Antichi gesti di devozione… Mia madre.
Raccoglieva il volto fra le mani in chiesa,
all’Offertorio e dopo la Comunione.
C’è chi lo fa ancora
Ricordo me, bambina
inginocchiata all’altare… per la Comunione.
C’è chi si inginocchia ancora,
in un antico gesto di devozione
Si dice di una persona buona:“è una benedizione”

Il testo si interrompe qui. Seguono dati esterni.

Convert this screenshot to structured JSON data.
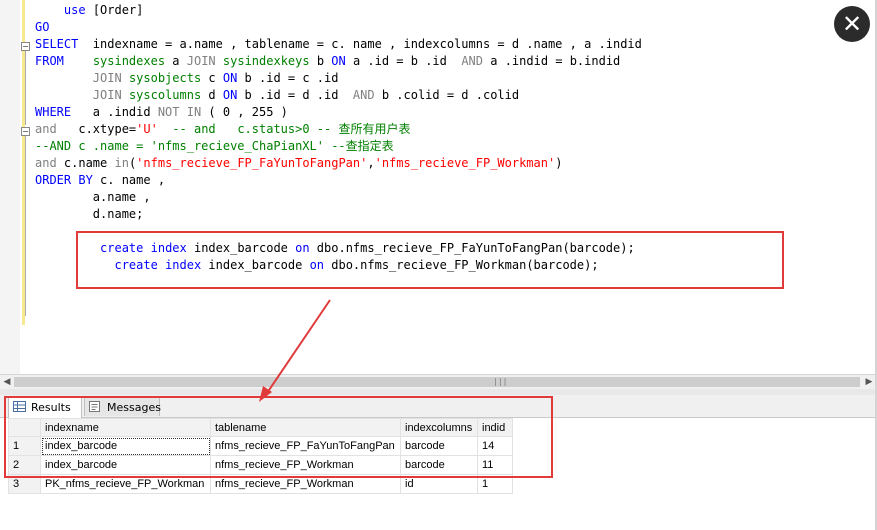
{
  "editor": {
    "lines": [
      {
        "key": "l0",
        "tokens": [
          {
            "t": "    ",
            "c": ""
          },
          {
            "t": "use",
            "c": "kw"
          },
          {
            "t": " [Order]",
            "c": ""
          }
        ]
      },
      {
        "key": "l1",
        "tokens": [
          {
            "t": "GO",
            "c": "kw"
          }
        ]
      },
      {
        "key": "l2",
        "tokens": [
          {
            "t": "SELECT",
            "c": "kw"
          },
          {
            "t": "  indexname = a.name , tablename = c. name , indexcolumns = d .name , a .indid",
            "c": ""
          }
        ]
      },
      {
        "key": "l3",
        "tokens": [
          {
            "t": "FROM",
            "c": "kw"
          },
          {
            "t": "    ",
            "c": ""
          },
          {
            "t": "sysindexes",
            "c": "cm"
          },
          {
            "t": " a ",
            "c": ""
          },
          {
            "t": "JOIN",
            "c": "gray"
          },
          {
            "t": " ",
            "c": ""
          },
          {
            "t": "sysindexkeys",
            "c": "cm"
          },
          {
            "t": " b ",
            "c": ""
          },
          {
            "t": "ON",
            "c": "kw"
          },
          {
            "t": " a .id = b .id  ",
            "c": ""
          },
          {
            "t": "AND",
            "c": "gray"
          },
          {
            "t": " a .indid = b.indid",
            "c": ""
          }
        ]
      },
      {
        "key": "l4",
        "tokens": [
          {
            "t": "        ",
            "c": ""
          },
          {
            "t": "JOIN",
            "c": "gray"
          },
          {
            "t": " ",
            "c": ""
          },
          {
            "t": "sysobjects",
            "c": "cm"
          },
          {
            "t": " c ",
            "c": ""
          },
          {
            "t": "ON",
            "c": "kw"
          },
          {
            "t": " b .id = c .id",
            "c": ""
          }
        ]
      },
      {
        "key": "l5",
        "tokens": [
          {
            "t": "        ",
            "c": ""
          },
          {
            "t": "JOIN",
            "c": "gray"
          },
          {
            "t": " ",
            "c": ""
          },
          {
            "t": "syscolumns",
            "c": "cm"
          },
          {
            "t": " d ",
            "c": ""
          },
          {
            "t": "ON",
            "c": "kw"
          },
          {
            "t": " b .id = d .id  ",
            "c": ""
          },
          {
            "t": "AND",
            "c": "gray"
          },
          {
            "t": " b .colid = d .colid",
            "c": ""
          }
        ]
      },
      {
        "key": "l6",
        "tokens": [
          {
            "t": "WHERE",
            "c": "kw"
          },
          {
            "t": "   a .indid ",
            "c": ""
          },
          {
            "t": "NOT IN",
            "c": "gray"
          },
          {
            "t": " ( 0 , 255 )",
            "c": ""
          }
        ]
      },
      {
        "key": "l7",
        "tokens": [
          {
            "t": "and",
            "c": "gray"
          },
          {
            "t": "   c.xtype=",
            "c": ""
          },
          {
            "t": "'U'",
            "c": "str"
          },
          {
            "t": "  ",
            "c": ""
          },
          {
            "t": "-- and   c.status>0 -- 查所有用户表",
            "c": "cm"
          }
        ]
      },
      {
        "key": "l8",
        "tokens": [
          {
            "t": "--AND c .name = 'nfms_recieve_ChaPianXL' --查指定表",
            "c": "cm"
          }
        ]
      },
      {
        "key": "l9",
        "tokens": [
          {
            "t": "and",
            "c": "gray"
          },
          {
            "t": " c.name ",
            "c": ""
          },
          {
            "t": "in",
            "c": "gray"
          },
          {
            "t": "(",
            "c": ""
          },
          {
            "t": "'nfms_recieve_FP_FaYunToFangPan'",
            "c": "str"
          },
          {
            "t": ",",
            "c": ""
          },
          {
            "t": "'nfms_recieve_FP_Workman'",
            "c": "str"
          },
          {
            "t": ")",
            "c": ""
          }
        ]
      },
      {
        "key": "l10",
        "tokens": [
          {
            "t": "ORDER BY",
            "c": "kw"
          },
          {
            "t": " c. name ,",
            "c": ""
          }
        ]
      },
      {
        "key": "l11",
        "tokens": [
          {
            "t": "        a.name ,",
            "c": ""
          }
        ]
      },
      {
        "key": "l12",
        "tokens": [
          {
            "t": "        d.name;",
            "c": ""
          }
        ]
      },
      {
        "key": "l13",
        "tokens": [
          {
            "t": "         ",
            "c": ""
          },
          {
            "t": "create",
            "c": "kw"
          },
          {
            "t": " ",
            "c": ""
          },
          {
            "t": "index",
            "c": "kw"
          },
          {
            "t": " index_barcode ",
            "c": ""
          },
          {
            "t": "on",
            "c": "kw"
          },
          {
            "t": " dbo.nfms_recieve_FP_FaYunToFangPan(barcode);",
            "c": ""
          }
        ]
      },
      {
        "key": "l14",
        "tokens": [
          {
            "t": "           ",
            "c": ""
          },
          {
            "t": "create",
            "c": "kw"
          },
          {
            "t": " ",
            "c": ""
          },
          {
            "t": "index",
            "c": "kw"
          },
          {
            "t": " index_barcode ",
            "c": ""
          },
          {
            "t": "on",
            "c": "kw"
          },
          {
            "t": " dbo.nfms_recieve_FP_Workman(barcode);",
            "c": ""
          }
        ]
      }
    ],
    "fold_markers": [
      "−",
      "−"
    ]
  },
  "close_button": {
    "label": "✕"
  },
  "scrollbar": {
    "left_arrow": "◀",
    "right_arrow": "▶",
    "grip": "|||"
  },
  "tabs": [
    {
      "label": "Results",
      "icon": "grid-icon",
      "active": true
    },
    {
      "label": "Messages",
      "icon": "messages-icon",
      "active": false
    }
  ],
  "results": {
    "columns": [
      "indexname",
      "tablename",
      "indexcolumns",
      "indid"
    ],
    "rows": [
      {
        "num": "1",
        "indexname": "index_barcode",
        "tablename": "nfms_recieve_FP_FaYunToFangPan",
        "indexcolumns": "barcode",
        "indid": "14"
      },
      {
        "num": "2",
        "indexname": "index_barcode",
        "tablename": "nfms_recieve_FP_Workman",
        "indexcolumns": "barcode",
        "indid": "11"
      },
      {
        "num": "3",
        "indexname": "PK_nfms_recieve_FP_Workman",
        "tablename": "nfms_recieve_FP_Workman",
        "indexcolumns": "id",
        "indid": "1"
      }
    ]
  },
  "annotation_color": "#e03a3a"
}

La regala mia suocera a mio figlio
un sorriso e una piccola croce in fronte,
quando esce di casa
Così faceva sua madre
e quando cuoceva il pane vi segnava una croce,
per dire… tutto questo è un dono
La diede mia nonna a suo figlio soldato
dopo l’8 settembre, una benedizione
prima che partisse… in un carro blindato,
verso il Nord
La chiedevano i musicisti al Cielo
prima di un concerto:
una benedizione per se e gli strumenti.
Oggi c’è chi lo fa ancora
in un antico bisogno di protezione
Prima di mangiare,
mia madre, con semplici parole ringrazia il Cielo:
Signor, “benedisi” el pan che ti me ga dà
daghene anca a chi che no ghe ne gà
Lo diciamo in casa da sempre.
Chi non partecipa, ci regala la pazienza
di un silenzio
Bei gesti di devozione, di memoria.
Il Cielo si fa ricordare
anche con la bellezza dei gesti…
Leda Cossu, 20 novembre 2003.
Ci sono gesti di cui non c’è più consapevolezza. Come se si fosse spezzato un filo col passato, non per scelta, per perdita di memoria. Compierli può suscitare incomprensioni.
Dedicata a quanti conservano il significato dei gesti di devozione.